Scientists say the asteroid's trajectory puts it a safe distance away from Earth. But a space rock the size of three football fields traveling 27,000 mph this close to Earth is still quite the occurrence. At its closest point, scientists say, the asteroid will be roughly 9 lunar distances away, or a few million miles.
As asteroid 2000 EM26 draws near, the robotic telescopes of Slooh will be trained on the rock's path. Slooh is a private space-gazing company that streams live images of the surrounding solar system via its website. Slooh's live coverage of the asteroid's flyby will begin tonight at 9 p.m. EST.
Last year as scientists watched another near-Earth object, 2000 EM26, skirt past, another unrelated and unexpected space rock entered Earth's atmosphere and exploded above Chelyabinsk, Russia. The sonic boom caused substantial damage to buildings, shattering glass and sending several hundred people to the hospital.

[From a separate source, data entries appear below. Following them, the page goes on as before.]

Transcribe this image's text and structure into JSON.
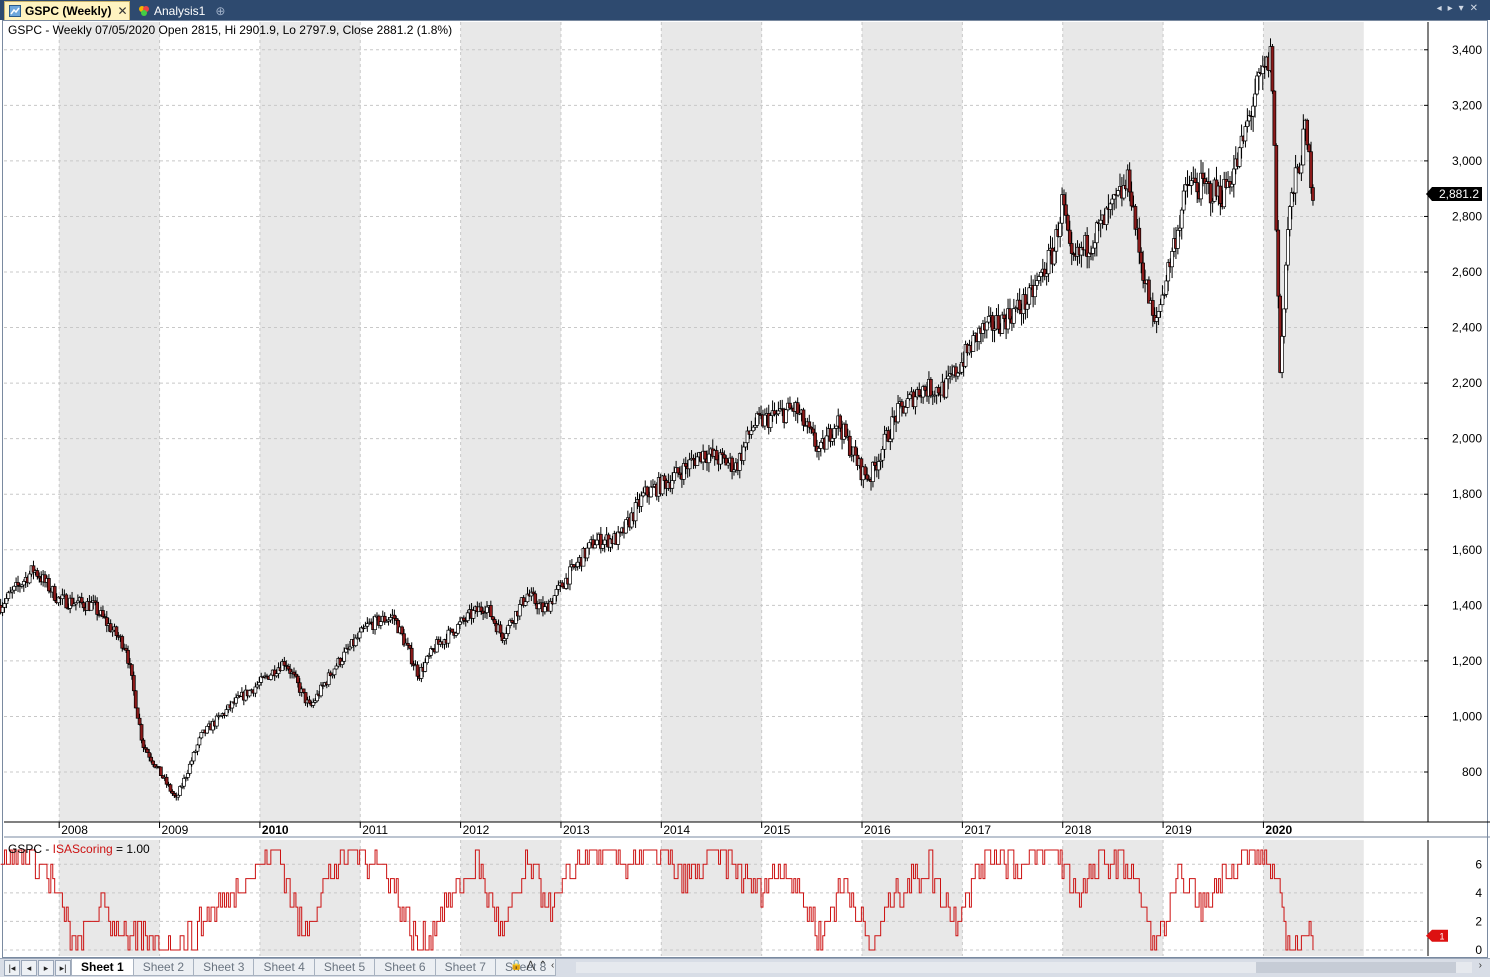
{
  "tabs": [
    {
      "label": "GSPC (Weekly)",
      "icon": "chart-icon",
      "active": true
    },
    {
      "label": "Analysis1",
      "icon": "analysis-icon",
      "active": false
    }
  ],
  "price_pane": {
    "header": "GSPC - Weekly 07/05/2020 Open 2815, Hi 2901.9, Lo 2797.9, Close 2881.2 (1.8%)",
    "last_value_label": "2,881.2",
    "y_ticks": [
      "800",
      "1,000",
      "1,200",
      "1,400",
      "1,600",
      "1,800",
      "2,000",
      "2,200",
      "2,400",
      "2,600",
      "2,800",
      "3,000",
      "3,200",
      "3,400"
    ],
    "x_ticks": [
      "2008",
      "2009",
      "2010",
      "2011",
      "2012",
      "2013",
      "2014",
      "2015",
      "2016",
      "2017",
      "2018",
      "2019",
      "2020"
    ],
    "bold_x_ticks": [
      "2010",
      "2020"
    ]
  },
  "indicator_pane": {
    "header_symbol": "GSPC - ",
    "header_name": "ISAScoring",
    "header_value": " = 1.00",
    "y_ticks": [
      "0",
      "2",
      "4",
      "6"
    ],
    "last_value_label": "1"
  },
  "sheets": {
    "tabs": [
      "Sheet 1",
      "Sheet 2",
      "Sheet 3",
      "Sheet 4",
      "Sheet 5",
      "Sheet 6",
      "Sheet 7",
      "Sheet 8"
    ],
    "active": "Sheet 1"
  },
  "colors": {
    "tabbar": "#2e4a6f",
    "down_candle": "#8b1a1a",
    "up_candle": "#ffffff",
    "indicator_line": "#cc1111",
    "shade": "#e8e8e8"
  },
  "chart_data": [
    {
      "type": "candlestick",
      "title": "GSPC - Weekly",
      "ylim": [
        620,
        3500
      ],
      "x": [
        "2007-06",
        "2007-10",
        "2008-01",
        "2008-05",
        "2008-09",
        "2008-11",
        "2009-03",
        "2009-06",
        "2009-10",
        "2010-01",
        "2010-04",
        "2010-07",
        "2010-10",
        "2011-02",
        "2011-05",
        "2011-08",
        "2011-10",
        "2012-02",
        "2012-04",
        "2012-06",
        "2012-09",
        "2012-11",
        "2013-02",
        "2013-05",
        "2013-08",
        "2013-11",
        "2014-02",
        "2014-06",
        "2014-10",
        "2014-12",
        "2015-05",
        "2015-08",
        "2015-10",
        "2016-01",
        "2016-02",
        "2016-05",
        "2016-08",
        "2016-11",
        "2017-03",
        "2017-06",
        "2017-09",
        "2017-12",
        "2018-01",
        "2018-02",
        "2018-06",
        "2018-09",
        "2018-10",
        "2018-12",
        "2019-04",
        "2019-06",
        "2019-08",
        "2019-10",
        "2019-12",
        "2020-02",
        "2020-03",
        "2020-04",
        "2020-06",
        "2020-07"
      ],
      "values": [
        1400,
        1530,
        1420,
        1400,
        1250,
        900,
        700,
        930,
        1050,
        1120,
        1200,
        1030,
        1180,
        1330,
        1360,
        1150,
        1250,
        1360,
        1400,
        1290,
        1440,
        1380,
        1510,
        1630,
        1640,
        1800,
        1850,
        1950,
        1900,
        2050,
        2110,
        1950,
        2070,
        1880,
        1860,
        2080,
        2180,
        2180,
        2380,
        2430,
        2500,
        2680,
        2860,
        2620,
        2780,
        2930,
        2700,
        2400,
        2920,
        2900,
        2880,
        3000,
        3240,
        3380,
        2240,
        2800,
        3100,
        2881
      ]
    },
    {
      "type": "line",
      "title": "GSPC - ISAScoring",
      "ylim": [
        0,
        7
      ],
      "x": [
        "2007-06",
        "2007-09",
        "2007-12",
        "2008-03",
        "2008-06",
        "2008-09",
        "2009-01",
        "2009-05",
        "2009-08",
        "2009-11",
        "2010-03",
        "2010-06",
        "2010-09",
        "2010-12",
        "2011-04",
        "2011-08",
        "2011-11",
        "2012-03",
        "2012-06",
        "2012-09",
        "2012-12",
        "2013-04",
        "2013-08",
        "2013-12",
        "2014-04",
        "2014-08",
        "2014-12",
        "2015-04",
        "2015-08",
        "2015-11",
        "2016-02",
        "2016-05",
        "2016-09",
        "2016-12",
        "2017-04",
        "2017-08",
        "2017-12",
        "2018-03",
        "2018-06",
        "2018-09",
        "2018-12",
        "2019-03",
        "2019-06",
        "2019-09",
        "2019-12",
        "2020-02",
        "2020-04",
        "2020-07"
      ],
      "values": [
        6,
        7,
        5,
        0,
        3,
        1,
        0,
        1,
        3,
        5,
        7,
        1,
        5,
        7,
        6,
        0,
        3,
        6,
        1,
        6,
        3,
        7,
        6,
        7,
        5,
        7,
        4,
        6,
        1,
        5,
        0,
        4,
        6,
        2,
        7,
        6,
        7,
        4,
        6,
        6,
        0,
        5,
        3,
        6,
        7,
        6,
        0,
        1
      ]
    }
  ]
}
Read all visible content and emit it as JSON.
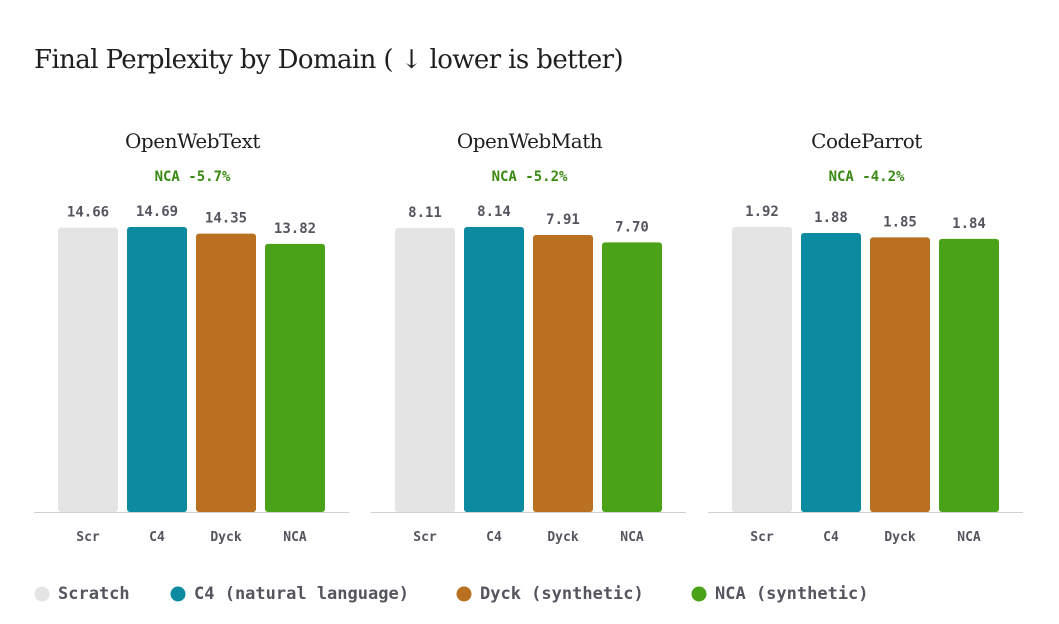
{
  "chart_data": {
    "type": "bar",
    "title": "Final Perplexity by Domain ( ↓  lower is better)",
    "categories": [
      "Scr",
      "C4",
      "Dyck",
      "NCA"
    ],
    "colors": [
      "#e4e4e4",
      "#0b8aa0",
      "#b97020",
      "#4aa219"
    ],
    "delta_color": "#3a8a12",
    "panels": [
      {
        "title": "OpenWebText",
        "delta": "NCA -5.7%",
        "values": [
          14.66,
          14.69,
          14.35,
          13.82
        ],
        "labels": [
          "14.66",
          "14.69",
          "14.35",
          "13.82"
        ]
      },
      {
        "title": "OpenWebMath",
        "delta": "NCA -5.2%",
        "values": [
          8.11,
          8.14,
          7.91,
          7.7
        ],
        "labels": [
          "8.11",
          "8.14",
          "7.91",
          "7.70"
        ]
      },
      {
        "title": "CodeParrot",
        "delta": "NCA -4.2%",
        "values": [
          1.92,
          1.88,
          1.85,
          1.84
        ],
        "labels": [
          "1.92",
          "1.88",
          "1.85",
          "1.84"
        ]
      }
    ],
    "legend": [
      "Scratch",
      "C4 (natural language)",
      "Dyck (synthetic)",
      "NCA (synthetic)"
    ],
    "legend_position": "bottom-left"
  }
}
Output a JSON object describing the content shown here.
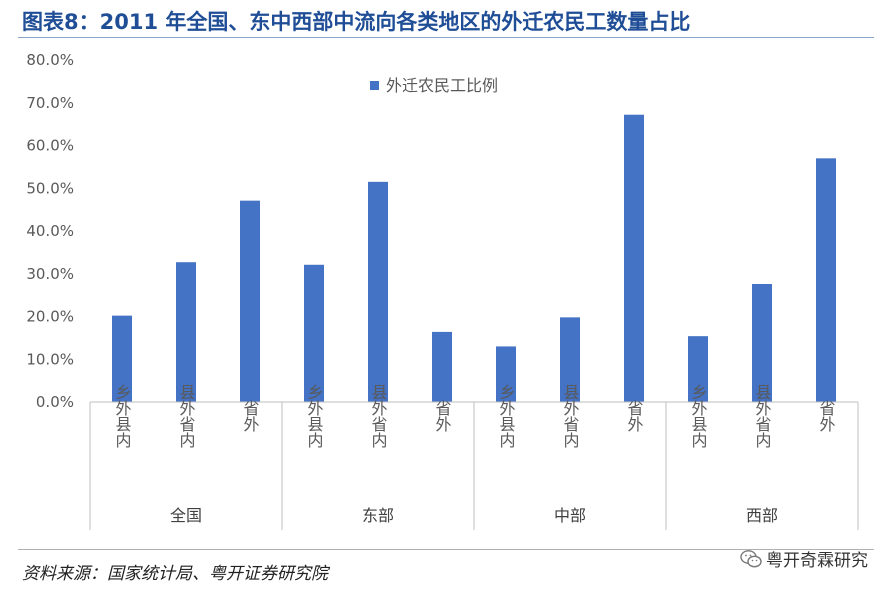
{
  "header": {
    "title": "图表8：2011 年全国、东中西部中流向各类地区的外迁农民工数量占比"
  },
  "footer": {
    "source": "资料来源：国家统计局、粤开证券研究院",
    "watermark": "粤开奇霖研究"
  },
  "colors": {
    "bar": "#4472c4",
    "title": "#1f4e96"
  },
  "chart_data": {
    "type": "bar",
    "title": "",
    "legend": {
      "position": "top",
      "entries": [
        "外迁农民工比例"
      ]
    },
    "yticks": [
      "0.0%",
      "10.0%",
      "20.0%",
      "30.0%",
      "40.0%",
      "50.0%",
      "60.0%",
      "70.0%",
      "80.0%"
    ],
    "ylim": [
      0,
      80
    ],
    "groups": [
      "全国",
      "东部",
      "中部",
      "西部"
    ],
    "categories": [
      "乡外县内",
      "县外省内",
      "省外"
    ],
    "series": [
      {
        "name": "外迁农民工比例",
        "values": [
          [
            20.2,
            32.7,
            47.1
          ],
          [
            32.1,
            51.5,
            16.4
          ],
          [
            13.0,
            19.8,
            67.2
          ],
          [
            15.4,
            27.6,
            57.0
          ]
        ]
      }
    ]
  }
}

"We continue to discover these potentially hazardous asteroids -- sometimes only days before they make their close approaches to Earth," Slooh's technical and research director, Paul Cox, said in a statement. "Slooh’s asteroid research campaign is gathering momentum with Slooh members using the Slooh robotic telescopes to monitor this huge population of potentially hazardous space rocks. We need to find them before they find us!"